Error when adata.obs_names can be interpreted as integers #52

Closed daxxio closed 1 year ago

daxxio commented 1 year ago

I recently ran scDRS on a new data set and received this error:

Performing scDRS group-analysis
`connectivities` not found in `adata.obsp`; run `sc.pp.neighbors` first
Traceback (most recent call last):
  File "/usr/local/bin/scdrs", line 7, in <module>
    exec(compile(f.read(), __file__, 'exec'))
  File "/home/usr/tools/scDRS/bin/scdrs", line 740, in <module>
    fire.Fire()
  File "/home/usr/.local/lib/python3.10/site-packages/fire/core.py", line 141, in Fire
    component_trace = _Fire(component, args, parsed_flag_args, context, name)
  File "/home/usr/.local/lib/python3.10/site-packages/fire/core.py", line 475, in _Fire
    component, remaining_args = _CallAndUpdateTrace(
  File "/home/usr/.local/lib/python3.10/site-packages/fire/core.py", line 691, in _CallAndUpdateTrace
    component = fn(*varargs, **kwargs)
  File "/home/usr/tools/scDRS/bin/scdrs", line 683, in perform_downstream
    dict_df_res = scdrs.method.downstream_group_analysis(
  File "/home/usr/tools/scDRS/scdrs/method.py", line 775, in downstream_group_analysis
    {"fdr": multipletests(df_reg["pval"].values, method="fdr_bh")[1]},
  File "/home/usr/.local/lib/python3.10/site-packages/statsmodels/stats/multitest.py", line 147, in multipletests
    alphacSidak = 1 - np.power((1. - alphaf), 1./ntests)
ZeroDivisionError: float division by zero

I was puzzled by this as the same scDRS version ran fine on other data sets and I could see no issues with this data set. After some digging, the issue seemed to be that the cell names in adata.obs_names were simply '0', '1', '2', etc., which caused the import into df_fullscore.index to interpret them as integers, causing mismatches during the cell alignment steps.

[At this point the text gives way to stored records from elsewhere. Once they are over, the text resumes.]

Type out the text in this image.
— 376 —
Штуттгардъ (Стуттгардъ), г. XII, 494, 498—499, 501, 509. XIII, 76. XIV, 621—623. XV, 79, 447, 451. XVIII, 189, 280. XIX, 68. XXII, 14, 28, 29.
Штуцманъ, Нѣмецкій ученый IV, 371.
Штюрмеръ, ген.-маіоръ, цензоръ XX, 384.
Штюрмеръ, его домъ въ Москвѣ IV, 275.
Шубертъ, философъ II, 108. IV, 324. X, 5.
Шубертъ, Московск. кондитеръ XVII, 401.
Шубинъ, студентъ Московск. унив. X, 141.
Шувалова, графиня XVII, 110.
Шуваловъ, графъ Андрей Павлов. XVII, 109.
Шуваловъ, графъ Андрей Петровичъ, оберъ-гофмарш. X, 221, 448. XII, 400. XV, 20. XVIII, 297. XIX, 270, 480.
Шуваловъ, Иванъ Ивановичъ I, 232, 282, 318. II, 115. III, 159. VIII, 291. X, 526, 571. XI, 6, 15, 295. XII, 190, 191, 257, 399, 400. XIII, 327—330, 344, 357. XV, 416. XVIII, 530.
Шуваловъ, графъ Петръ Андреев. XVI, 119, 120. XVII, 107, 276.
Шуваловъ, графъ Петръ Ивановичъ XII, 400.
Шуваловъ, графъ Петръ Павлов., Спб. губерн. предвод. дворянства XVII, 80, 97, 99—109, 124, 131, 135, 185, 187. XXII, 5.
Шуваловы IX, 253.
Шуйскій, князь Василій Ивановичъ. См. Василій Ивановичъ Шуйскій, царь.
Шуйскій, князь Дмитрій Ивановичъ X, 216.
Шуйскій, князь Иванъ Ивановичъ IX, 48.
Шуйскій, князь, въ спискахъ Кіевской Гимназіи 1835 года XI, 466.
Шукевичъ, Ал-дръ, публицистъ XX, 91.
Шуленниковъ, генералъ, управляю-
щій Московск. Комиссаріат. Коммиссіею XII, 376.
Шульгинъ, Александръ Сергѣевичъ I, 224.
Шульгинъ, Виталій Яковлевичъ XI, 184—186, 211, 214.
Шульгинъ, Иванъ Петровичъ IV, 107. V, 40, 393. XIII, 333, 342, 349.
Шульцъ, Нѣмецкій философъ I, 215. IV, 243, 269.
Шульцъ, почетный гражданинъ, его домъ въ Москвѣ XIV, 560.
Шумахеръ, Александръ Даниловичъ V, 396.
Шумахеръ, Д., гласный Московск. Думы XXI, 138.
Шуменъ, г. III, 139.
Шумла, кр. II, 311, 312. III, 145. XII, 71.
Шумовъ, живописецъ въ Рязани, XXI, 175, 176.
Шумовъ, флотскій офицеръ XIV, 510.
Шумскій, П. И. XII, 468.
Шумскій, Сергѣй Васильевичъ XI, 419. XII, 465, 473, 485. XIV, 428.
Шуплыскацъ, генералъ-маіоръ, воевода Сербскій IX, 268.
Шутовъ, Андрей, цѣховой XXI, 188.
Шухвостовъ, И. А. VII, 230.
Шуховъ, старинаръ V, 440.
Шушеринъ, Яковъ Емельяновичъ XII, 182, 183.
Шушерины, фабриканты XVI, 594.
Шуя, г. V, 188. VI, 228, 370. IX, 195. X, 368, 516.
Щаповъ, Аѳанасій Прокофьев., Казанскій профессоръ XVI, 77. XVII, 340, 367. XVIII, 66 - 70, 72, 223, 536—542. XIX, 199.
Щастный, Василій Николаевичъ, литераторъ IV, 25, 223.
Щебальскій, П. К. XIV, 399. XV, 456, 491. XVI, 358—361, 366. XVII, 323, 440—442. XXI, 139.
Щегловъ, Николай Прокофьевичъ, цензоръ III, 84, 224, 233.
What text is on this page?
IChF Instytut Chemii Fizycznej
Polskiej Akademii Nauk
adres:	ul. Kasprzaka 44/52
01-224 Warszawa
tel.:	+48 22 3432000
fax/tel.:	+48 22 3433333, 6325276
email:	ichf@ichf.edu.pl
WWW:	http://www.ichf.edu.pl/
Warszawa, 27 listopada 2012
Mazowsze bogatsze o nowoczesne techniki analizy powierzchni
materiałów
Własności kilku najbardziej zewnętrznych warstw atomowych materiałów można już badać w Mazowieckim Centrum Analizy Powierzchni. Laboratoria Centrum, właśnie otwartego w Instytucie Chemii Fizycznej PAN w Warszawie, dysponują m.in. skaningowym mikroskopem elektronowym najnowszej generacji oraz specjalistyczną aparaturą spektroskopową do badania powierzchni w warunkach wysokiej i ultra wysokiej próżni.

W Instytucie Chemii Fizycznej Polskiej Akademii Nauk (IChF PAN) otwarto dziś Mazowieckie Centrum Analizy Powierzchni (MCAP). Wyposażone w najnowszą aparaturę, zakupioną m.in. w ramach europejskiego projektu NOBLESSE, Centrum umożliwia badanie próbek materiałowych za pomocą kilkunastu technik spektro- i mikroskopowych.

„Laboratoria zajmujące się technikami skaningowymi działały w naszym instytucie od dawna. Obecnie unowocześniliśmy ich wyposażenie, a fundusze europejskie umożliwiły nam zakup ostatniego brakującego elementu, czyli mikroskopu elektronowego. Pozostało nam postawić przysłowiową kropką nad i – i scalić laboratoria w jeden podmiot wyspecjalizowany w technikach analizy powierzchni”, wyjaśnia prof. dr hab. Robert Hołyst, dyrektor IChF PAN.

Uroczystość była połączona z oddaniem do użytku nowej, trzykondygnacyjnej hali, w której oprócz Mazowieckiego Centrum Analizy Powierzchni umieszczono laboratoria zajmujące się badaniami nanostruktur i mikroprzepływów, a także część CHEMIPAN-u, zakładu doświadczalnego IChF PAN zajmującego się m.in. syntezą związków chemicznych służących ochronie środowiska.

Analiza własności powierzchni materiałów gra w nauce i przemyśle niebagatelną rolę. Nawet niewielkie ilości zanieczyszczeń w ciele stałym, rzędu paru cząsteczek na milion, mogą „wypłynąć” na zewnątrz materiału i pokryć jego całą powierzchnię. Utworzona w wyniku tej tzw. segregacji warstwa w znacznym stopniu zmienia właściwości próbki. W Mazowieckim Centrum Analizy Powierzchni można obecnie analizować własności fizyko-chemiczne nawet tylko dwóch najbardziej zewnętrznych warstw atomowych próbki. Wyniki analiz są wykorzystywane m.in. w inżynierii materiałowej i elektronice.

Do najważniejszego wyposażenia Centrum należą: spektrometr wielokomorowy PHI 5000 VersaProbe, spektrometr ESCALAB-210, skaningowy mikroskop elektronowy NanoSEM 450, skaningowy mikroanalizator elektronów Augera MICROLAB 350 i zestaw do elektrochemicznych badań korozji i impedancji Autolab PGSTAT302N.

martinjzhang commented 1 year ago

Hi @daxxio, thank you for reporting the issue. I was unable to locate the code that caused the issue based on your description. I will keep looking. In the meantime, a minimal reproducible example would be helpful. Alternatively, changing the cell names to less ambiguous strings (e.g., 'cell_0') may avoid the issue.

Martin

martinjzhang commented 1 year ago

Hi @daxxio

Just fixed the issue by converting cell names in df_score to strings. See commit 19da98301842333909c3e8a4c68b67e349784a74

I will later merge this to the master branch so that you can install the updated version using github.

Martin